Après le départ de l'Expédition canadienne
dans l'Arctique en 1917, les activités de piégeage du renard s'intensifient
sur l'île Banks, et plusieurs camps sont établis le long des côtes
par des personnes en provenance du delta du Mackenzie et de l'île Victoria.
Durant la période baptisée « âge des goélettes »,
Sachs Harbour fournit un endroit où il est possible de tirer les
goélettes au sec en toute sécurité grâce à la
protection de la grande langue de sable située à l'embouchure de
la rivière Sachs. Le nom actuel du havre paraît pour la première
fois sur des cartes officielles en 1946.
Les trappeurs inuvialuits hivernent pour la première
fois à Sachs Harbour en 1932. Durant l'hiver 1941, sept familles vivent
dans un camp à cet endroit. Après une brève période
où les activités se font au ralenti, celles-ci reprennent au début
des années 1950. Un poste de la GRC est établi en 1953, suivi par
un bureau de poste et une station météorologique en 1955. Le nom
du village est officialisé en 1955. En 1958, Fred Carpenter, qui avait
construit la première habitation de villégiature à la fin
des années 1930, ouvre un magasin et un poste de traite afin de desservir
les huit familles qui pratiquent le piégeage dans les environs.
À Sachs Harbour, les années 1960 apportent d'autres
grands changements à la vie communautaire. Les gens commencent à
y passer l'été, et le dernier séjour d'une goélette
remonte à 1961. En 1966, toute l'île Banks est enregistrée
comme région de piégeage en groupe où seuls les membres de
la Sachs Harbour Hunters' and Trappers' Association ont le droit de piéger.
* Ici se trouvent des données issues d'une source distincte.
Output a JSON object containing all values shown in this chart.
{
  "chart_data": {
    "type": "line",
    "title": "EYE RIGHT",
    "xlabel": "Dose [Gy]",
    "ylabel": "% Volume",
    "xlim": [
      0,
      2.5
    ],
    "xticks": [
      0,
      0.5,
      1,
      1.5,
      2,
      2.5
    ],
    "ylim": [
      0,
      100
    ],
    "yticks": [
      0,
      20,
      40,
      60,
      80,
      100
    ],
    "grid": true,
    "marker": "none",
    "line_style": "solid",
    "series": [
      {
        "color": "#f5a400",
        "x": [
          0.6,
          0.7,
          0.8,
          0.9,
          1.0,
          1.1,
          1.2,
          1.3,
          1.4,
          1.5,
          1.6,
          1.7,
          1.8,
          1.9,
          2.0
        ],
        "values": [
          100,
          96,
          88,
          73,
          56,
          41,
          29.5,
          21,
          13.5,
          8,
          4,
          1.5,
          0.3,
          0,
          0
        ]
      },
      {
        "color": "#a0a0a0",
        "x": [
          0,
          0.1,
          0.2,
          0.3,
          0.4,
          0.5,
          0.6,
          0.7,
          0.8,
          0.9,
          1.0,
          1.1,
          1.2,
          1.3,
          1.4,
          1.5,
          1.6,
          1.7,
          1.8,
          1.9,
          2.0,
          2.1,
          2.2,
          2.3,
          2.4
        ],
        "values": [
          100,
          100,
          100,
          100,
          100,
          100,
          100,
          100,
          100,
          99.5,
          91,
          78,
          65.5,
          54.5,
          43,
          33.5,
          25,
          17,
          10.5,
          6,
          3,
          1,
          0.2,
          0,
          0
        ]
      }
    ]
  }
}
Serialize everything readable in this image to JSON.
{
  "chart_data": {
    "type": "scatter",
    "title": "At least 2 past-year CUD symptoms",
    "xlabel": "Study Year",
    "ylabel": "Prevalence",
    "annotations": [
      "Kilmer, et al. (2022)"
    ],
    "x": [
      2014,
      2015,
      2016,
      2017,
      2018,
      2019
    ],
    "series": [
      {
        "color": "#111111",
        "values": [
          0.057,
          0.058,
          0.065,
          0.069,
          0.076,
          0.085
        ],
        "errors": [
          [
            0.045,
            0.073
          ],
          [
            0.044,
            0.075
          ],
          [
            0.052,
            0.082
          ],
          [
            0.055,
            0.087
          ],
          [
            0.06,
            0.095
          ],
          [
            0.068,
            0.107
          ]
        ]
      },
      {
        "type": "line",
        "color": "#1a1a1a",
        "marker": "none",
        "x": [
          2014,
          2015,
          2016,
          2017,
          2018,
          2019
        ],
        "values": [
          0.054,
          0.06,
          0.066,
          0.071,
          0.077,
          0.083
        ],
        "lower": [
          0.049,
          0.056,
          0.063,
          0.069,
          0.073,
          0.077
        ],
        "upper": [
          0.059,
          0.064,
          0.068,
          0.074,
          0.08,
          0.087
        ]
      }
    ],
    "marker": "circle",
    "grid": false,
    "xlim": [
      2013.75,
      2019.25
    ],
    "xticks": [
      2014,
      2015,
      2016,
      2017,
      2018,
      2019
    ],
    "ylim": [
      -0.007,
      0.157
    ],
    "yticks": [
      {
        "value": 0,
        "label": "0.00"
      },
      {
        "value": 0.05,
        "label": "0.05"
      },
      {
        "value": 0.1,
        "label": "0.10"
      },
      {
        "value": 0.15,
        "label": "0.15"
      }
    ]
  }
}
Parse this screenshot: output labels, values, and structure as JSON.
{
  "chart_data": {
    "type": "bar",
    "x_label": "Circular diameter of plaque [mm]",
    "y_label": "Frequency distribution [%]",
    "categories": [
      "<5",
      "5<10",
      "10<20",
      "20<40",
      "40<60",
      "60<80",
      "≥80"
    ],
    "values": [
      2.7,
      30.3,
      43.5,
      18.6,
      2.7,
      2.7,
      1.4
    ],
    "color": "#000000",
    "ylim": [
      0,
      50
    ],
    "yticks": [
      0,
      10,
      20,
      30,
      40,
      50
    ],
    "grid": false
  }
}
L'année suivante, dans le contexte d'un projet consacré au centenaire
du Canada, un cairn incorporant des pièces des moteurs de la goélette
Mary Sachs est élevé à flanc de coteau au-dessus de
Sachs Harbour afin de commémorer sa fondation.
Aucun buf musqué n'a été vu sur
l'île Banks durant l'ECA, mais au début des années 1970, il
y a tellement d'individus de cette espèce que la chasse est permise. À
partir de 1981, Sachs Harbour assiste aux débuts de la chasse sportive
du buf musqué et au développement d'une industrie locale de
la viande. Plus personne ne passe l'hiver dans les campements, mais ces derniers
représentent un élément important du mode de vie des trappeurs
et des chasseurs du coin. La population actuelle, d'environ 330 âmes, est
surtout constituée d'Inuvialuits.
L'économie de Sachs Harbour repose principalement sur
la chasse et le piégeage. Le tourisme, pour sa part, prend de plus en plus
d'importance. L'établissement du Parc national Aulavik dans l'île
Banks septentrionale s'avère une initiative majeure dans le développement
de ce secteur.
In memoriam
La plaque commémorative officielle énumère toutes les personnes
décédées durant l'ECA de 1913-1918. Dédiée
en leur mémoire, elle est exposée dans l'édifice des Archives
nationales à Ottawa en 1926. Elle est perdue lors du démantèlement
de cet immeuble. Si jamais elle est refaite, on pourrait en profiter pour y ajouter
un nom, celui de Pipsuk.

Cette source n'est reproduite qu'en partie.